We go back to Foncho and Kubala. The Canary Island defender told another anecdote from his time with Kubala as coach at the start of the 1960s. “All my life I have been a great reader, and my favourite time is just before going to sleep. When I was at Barcelona, Kubala knew this and he used to take away my book every night that we were together as a squad. He wanted me to go to sleep early but the only thing that happened was that I couldn’t sleep a wink. For that reason, I came up with a trick to always have two books. When Kubala took one away then I could read the other in peace,” explained Foncho.  

17. 200 phone calls  

September 1966 and a spelling mistake caused the club to publish an erroneous telephone number in the local press that supposedly belonged to the new offices situated a La Masia. In reality, the number belonged to an individual who had nothing to do with Barça. Stoically, the man put up with some 200 phone calls destined for the club until a solution was found. Later the local press revealed that the man was, fortunately, a big Barça fan.  

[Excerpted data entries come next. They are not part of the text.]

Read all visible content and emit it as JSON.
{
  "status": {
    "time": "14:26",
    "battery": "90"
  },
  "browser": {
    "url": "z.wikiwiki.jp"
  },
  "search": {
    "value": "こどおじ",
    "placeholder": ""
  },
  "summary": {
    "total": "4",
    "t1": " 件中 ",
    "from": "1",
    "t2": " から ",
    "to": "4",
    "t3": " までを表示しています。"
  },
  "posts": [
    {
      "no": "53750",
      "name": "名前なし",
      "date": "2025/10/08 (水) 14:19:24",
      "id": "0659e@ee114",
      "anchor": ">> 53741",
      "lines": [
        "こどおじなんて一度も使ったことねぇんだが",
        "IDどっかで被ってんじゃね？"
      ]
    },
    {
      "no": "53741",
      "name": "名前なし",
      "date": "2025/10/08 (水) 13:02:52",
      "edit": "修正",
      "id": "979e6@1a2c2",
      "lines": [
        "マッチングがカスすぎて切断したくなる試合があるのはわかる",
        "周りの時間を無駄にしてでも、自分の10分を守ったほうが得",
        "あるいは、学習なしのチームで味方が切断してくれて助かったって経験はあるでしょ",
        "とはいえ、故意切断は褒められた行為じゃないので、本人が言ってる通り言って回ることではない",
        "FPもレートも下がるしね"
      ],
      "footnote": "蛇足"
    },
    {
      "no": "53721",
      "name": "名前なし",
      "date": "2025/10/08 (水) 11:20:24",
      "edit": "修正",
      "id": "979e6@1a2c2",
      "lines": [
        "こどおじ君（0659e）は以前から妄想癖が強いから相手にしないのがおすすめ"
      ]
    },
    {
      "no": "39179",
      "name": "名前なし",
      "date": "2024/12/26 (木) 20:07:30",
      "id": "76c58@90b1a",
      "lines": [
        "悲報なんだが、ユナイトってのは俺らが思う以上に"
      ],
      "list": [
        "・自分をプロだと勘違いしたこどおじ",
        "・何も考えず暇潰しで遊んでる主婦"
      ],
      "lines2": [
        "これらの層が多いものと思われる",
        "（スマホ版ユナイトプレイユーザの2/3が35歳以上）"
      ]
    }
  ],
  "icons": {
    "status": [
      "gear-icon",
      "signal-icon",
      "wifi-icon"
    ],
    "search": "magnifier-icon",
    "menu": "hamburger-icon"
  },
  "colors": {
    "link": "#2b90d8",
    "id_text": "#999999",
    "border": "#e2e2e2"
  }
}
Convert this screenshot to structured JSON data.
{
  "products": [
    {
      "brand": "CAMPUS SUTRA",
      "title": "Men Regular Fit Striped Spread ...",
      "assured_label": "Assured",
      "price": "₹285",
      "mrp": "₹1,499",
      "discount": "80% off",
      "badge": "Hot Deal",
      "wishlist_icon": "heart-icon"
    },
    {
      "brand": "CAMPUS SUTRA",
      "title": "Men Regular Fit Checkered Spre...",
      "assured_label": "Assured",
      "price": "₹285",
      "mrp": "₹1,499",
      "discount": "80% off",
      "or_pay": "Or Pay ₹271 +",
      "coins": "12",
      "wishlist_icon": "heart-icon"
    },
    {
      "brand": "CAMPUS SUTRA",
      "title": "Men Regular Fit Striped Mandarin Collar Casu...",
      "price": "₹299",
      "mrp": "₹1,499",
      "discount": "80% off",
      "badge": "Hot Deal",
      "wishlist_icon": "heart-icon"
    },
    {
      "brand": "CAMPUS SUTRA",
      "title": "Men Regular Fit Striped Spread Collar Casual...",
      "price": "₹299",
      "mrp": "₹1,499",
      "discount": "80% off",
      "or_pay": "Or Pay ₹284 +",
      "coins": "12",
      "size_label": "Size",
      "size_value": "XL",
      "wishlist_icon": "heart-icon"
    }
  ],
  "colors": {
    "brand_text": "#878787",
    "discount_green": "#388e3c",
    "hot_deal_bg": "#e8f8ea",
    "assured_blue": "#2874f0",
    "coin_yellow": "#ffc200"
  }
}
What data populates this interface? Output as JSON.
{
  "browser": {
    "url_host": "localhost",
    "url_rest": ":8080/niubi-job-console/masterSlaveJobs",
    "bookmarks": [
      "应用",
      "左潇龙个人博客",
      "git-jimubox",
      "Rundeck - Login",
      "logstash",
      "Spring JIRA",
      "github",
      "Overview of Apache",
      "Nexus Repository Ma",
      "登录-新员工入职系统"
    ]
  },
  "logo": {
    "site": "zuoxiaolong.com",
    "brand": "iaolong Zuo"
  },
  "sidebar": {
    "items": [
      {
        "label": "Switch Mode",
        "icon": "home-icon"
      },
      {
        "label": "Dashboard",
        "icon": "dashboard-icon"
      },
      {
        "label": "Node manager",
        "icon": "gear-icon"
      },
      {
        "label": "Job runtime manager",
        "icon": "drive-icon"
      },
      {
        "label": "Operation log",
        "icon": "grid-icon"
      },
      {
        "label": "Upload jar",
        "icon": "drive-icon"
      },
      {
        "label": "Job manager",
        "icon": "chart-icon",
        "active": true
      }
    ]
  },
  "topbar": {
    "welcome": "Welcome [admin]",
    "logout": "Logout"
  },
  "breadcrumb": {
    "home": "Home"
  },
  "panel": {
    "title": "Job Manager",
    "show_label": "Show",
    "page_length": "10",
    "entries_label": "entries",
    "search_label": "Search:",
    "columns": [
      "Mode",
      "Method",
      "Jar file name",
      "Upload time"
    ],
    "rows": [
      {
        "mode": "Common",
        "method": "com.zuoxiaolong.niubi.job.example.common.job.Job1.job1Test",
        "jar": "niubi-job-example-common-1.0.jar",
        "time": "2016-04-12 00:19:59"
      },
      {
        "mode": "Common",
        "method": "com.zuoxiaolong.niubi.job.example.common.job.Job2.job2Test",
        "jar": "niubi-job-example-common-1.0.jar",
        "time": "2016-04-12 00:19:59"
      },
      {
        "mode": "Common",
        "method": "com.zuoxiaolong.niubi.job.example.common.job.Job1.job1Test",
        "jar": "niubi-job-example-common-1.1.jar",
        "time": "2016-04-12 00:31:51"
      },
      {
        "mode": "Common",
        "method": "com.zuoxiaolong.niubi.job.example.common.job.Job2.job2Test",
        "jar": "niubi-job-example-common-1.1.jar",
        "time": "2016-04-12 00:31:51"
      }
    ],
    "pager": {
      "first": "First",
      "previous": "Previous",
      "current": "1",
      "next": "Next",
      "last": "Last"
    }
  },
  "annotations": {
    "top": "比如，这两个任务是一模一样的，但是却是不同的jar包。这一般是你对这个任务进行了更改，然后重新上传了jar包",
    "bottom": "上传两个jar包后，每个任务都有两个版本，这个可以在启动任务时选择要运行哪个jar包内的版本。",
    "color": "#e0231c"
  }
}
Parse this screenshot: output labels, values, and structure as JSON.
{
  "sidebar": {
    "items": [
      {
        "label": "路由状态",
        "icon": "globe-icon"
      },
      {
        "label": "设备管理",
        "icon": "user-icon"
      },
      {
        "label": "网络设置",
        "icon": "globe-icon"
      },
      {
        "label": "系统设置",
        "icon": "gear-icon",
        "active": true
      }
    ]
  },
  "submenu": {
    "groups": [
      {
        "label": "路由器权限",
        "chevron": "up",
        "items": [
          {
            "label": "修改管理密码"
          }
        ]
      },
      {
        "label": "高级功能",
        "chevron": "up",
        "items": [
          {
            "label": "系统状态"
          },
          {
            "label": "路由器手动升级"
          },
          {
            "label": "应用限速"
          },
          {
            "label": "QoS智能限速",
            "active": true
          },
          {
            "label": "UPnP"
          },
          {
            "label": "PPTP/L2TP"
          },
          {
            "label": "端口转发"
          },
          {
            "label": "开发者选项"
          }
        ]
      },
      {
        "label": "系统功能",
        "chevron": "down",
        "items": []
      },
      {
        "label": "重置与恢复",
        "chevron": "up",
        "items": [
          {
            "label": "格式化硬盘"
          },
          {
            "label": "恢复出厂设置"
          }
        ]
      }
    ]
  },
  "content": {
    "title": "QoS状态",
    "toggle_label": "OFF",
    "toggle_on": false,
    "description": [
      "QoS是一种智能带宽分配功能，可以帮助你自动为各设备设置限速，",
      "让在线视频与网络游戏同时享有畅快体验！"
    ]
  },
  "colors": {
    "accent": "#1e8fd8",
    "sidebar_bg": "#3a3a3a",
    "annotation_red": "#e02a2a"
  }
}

18. Cruyff, a nervous debut  

On 28 October 1973, the day of Johan Cruyff’s official debut for Barça, there was a feeling of panic amongst blaugrana fans ahead of the game against Granada. Not about the Dutchman’s undoubted footballing qualities, rather about the notoriously tough Granada defence populated by figures such as the Argentine Aguirre Suárez, the Paraguayan Fernández and the Uruguayan Montero Castillo, three tough customers. Such was the fear in the Barça camp of the Andalusian back four that former Barça player Rodri went to the Granada hotel to talk to Fernández, who had been at Barça for a season in 1968-69. The request was to go easy on Cruyff as he had “cost a lot of money”. The Paraguayan defender, intractable throughout his career, paid no notice and later would admit that he was tough on opposing players to take advantage of the fact that few games at the time were televised. The day of the game, inevitably, Fernández was booked for a kick at the Dutch striker. Cruyff was lucky that the fearsome Aguirre Suárez was suspended and the new blaugrana’s lasting memory of the game was: “There was a foul and I went into the box to shoot but Asensi told me not to - ‘You, don’t go in otherwise you’ll never make it out! With how much you cost, the last thing we need is you to get injured in the first game.”  

19. Johan Neeskens, forever loved  

In December of 1977, journalist Jaum Boix interviewed Johan Neeskens at the Clínica Sagrada Família where the Dutchman was recovering from a knee operation. Boix remembers that, to get to his room, he had to cross an entire floor of the hospital decorated with flowers all along the corridor. The journalist confessed to never having seen anything like it. It comes as no surprise now as it is well known that ‘Nes’ was an idol for Barça fans, the story confirming the special bond between fans and players prepared to sweat blood in a Barça shirt. Neeskens was certainly one of those.  

20. Dogs at Camp Nou 

In the 1994-95 season Barça ‘contracted’ four special security guards for match days at Camp Nou. The renovation work in the summer of 1994 had removed the moat that separated the fans from the pitch at the stadium. For that reason, security staff were needed to prevent pitch invasions. At the time, the four new members of staff performed their duties admirably as they were Rottweiler dogs, strong and muscular, calm until provoked.  
Given the well-behaved nature of the crowds at Camp Nou, five years on the Rottweiler staff was reduced to two, Trotsky and Demon.